Ayah, suratmu telah Aku terima. Aku Jake putramu, telah sampai di Pula Impian. Aku mintaa maaf, Ayah. Karena setiba Aku di sini, Aku tidak segera memberikan kabar kepada Ayah karena ketidak sediaan alat untuk mengirimkan pesan buat Ayah. Namun beberapa bula setelah Aku tiba di sini, merpati hitammu tiba di Pulau ini dengan membawa suratmu, Ayah. Aku begitu bahagia setelah membaca suratmu, Ayah. Terasa sekali kita sedang bertemu dan sedang bercakap cakap.
Ayah, Aku akan menetap di Pulau ini untuk membangun sebuah peradaban. Di sini begitu banyak sekali yang dapat kita manfaatkan, Ayah. Alam menyediakan terlalu banyak buat kita Ayah. Sehingga ekspedisi berencana untuk tidak kembali dan akan membangun peradaban di sini Ayah. Semoga Ayah dapat memakluminya. Aku tidak akan kembali Ayah.
            Ayah, Andai kita masih dapat bertemu, Aku kan bercerita banyak mengenai pulau ini Ayah.

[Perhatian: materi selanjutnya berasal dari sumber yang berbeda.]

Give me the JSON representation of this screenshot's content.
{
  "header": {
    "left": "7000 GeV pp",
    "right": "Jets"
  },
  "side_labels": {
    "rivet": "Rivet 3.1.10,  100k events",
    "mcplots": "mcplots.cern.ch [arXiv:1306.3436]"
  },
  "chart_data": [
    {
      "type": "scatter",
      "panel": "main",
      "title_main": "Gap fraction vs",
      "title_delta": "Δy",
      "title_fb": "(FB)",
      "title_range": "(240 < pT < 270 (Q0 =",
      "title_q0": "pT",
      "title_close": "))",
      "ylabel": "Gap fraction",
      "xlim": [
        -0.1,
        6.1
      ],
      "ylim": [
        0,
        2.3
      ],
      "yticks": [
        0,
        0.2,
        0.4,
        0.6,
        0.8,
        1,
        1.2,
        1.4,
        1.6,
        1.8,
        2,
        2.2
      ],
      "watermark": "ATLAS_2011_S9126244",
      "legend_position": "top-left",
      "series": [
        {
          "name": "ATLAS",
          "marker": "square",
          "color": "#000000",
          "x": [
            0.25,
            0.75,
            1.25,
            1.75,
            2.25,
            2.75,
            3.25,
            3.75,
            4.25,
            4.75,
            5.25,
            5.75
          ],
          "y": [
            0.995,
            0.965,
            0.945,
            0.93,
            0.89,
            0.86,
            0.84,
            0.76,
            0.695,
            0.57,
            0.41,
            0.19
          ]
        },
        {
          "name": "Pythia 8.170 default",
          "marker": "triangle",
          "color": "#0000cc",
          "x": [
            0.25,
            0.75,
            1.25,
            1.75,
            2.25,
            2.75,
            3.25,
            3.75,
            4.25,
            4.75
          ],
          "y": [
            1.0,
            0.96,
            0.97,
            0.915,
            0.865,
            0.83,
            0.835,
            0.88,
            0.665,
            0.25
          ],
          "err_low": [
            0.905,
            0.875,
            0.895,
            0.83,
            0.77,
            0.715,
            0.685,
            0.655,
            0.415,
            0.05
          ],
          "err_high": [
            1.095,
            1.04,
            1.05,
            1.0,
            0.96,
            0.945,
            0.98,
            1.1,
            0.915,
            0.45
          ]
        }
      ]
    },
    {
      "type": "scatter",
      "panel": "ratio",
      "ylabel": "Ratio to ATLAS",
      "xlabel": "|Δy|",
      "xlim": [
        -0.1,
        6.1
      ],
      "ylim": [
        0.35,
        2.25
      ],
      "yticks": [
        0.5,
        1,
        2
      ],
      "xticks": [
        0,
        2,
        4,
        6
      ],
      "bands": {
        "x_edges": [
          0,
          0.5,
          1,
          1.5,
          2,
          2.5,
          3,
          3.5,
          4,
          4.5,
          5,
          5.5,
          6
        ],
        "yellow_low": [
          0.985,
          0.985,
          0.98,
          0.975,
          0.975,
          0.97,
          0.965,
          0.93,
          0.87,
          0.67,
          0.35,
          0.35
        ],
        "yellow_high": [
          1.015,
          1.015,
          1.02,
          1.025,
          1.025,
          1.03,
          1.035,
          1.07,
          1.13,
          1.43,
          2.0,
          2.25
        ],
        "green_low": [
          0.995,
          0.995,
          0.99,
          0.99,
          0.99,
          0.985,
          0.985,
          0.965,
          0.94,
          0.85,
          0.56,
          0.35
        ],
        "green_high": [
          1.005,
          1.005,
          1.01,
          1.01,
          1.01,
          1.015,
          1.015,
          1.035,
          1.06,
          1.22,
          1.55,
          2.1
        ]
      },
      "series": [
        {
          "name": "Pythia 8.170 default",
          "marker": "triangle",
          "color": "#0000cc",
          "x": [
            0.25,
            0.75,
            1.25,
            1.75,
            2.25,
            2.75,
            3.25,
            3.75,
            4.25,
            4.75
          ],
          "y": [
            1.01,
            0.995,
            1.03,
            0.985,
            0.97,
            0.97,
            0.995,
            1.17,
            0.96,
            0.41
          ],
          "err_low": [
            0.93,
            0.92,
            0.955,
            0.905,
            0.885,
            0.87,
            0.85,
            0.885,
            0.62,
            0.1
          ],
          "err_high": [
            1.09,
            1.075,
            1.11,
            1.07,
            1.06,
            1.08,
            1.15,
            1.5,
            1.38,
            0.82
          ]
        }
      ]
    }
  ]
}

Begitu banyak hal yang harus kuperlihatkan dan kuceritakan kepadamu Ayah. Ayah....
Ayah, putramu masih hidup dan kini akan membangun sebuah peradaban....”

Begitu selesai membaca surat dari Anaknya itu, sang pemburu langsung ambruk ke atas lantai. Surat yang ia genggam jatuh dan Ia hanya dapat memandanginya. Air matanya meleleh dan Ia hanya dapat melihat kertas berwarna merah muda itu sudah tergeletak di atas tanah. Akhirnya, Ia dapat memastikan bahwa anaknya baik – baik saja dan saat ini sedang berjuang membangun sebuah peradaban. Sebuah kebanggaan tersendiri buat sang pemburu, karena Ia telah berhasil mendidik anaknya untuk terus berjuang untuk orang lain. Akhirnya, ajal pun menghampiri tubuhnya bagian atas. Jantungnya makin berdegup kencang dan napasnya mulai tak beraturan. Namun Ia tetap berusaha mengatur napasnya. Ia bernapas pelan dan tenang. Sambil menunggu ajal merenggut ruhnya, di detik detik terakhirnya, Ia hanya dapat memandangi langit – langit menara rumahnya. Ia membayangkan bagaimana keadaan putranya sekarang. Di langit – langit itu tergambar jelas putranya yang sedang membangun sebuah bangunan bersama tim ekspedisi lainnya. Di langit – langit itu pula tampak jelas juga putranya yang memegang sebuah tongkat komando di atas sebuah podium. Ia tahu, bahwa putranya akan menjadi orang hebat di tempat peradaban yang baru saja Ia bangun.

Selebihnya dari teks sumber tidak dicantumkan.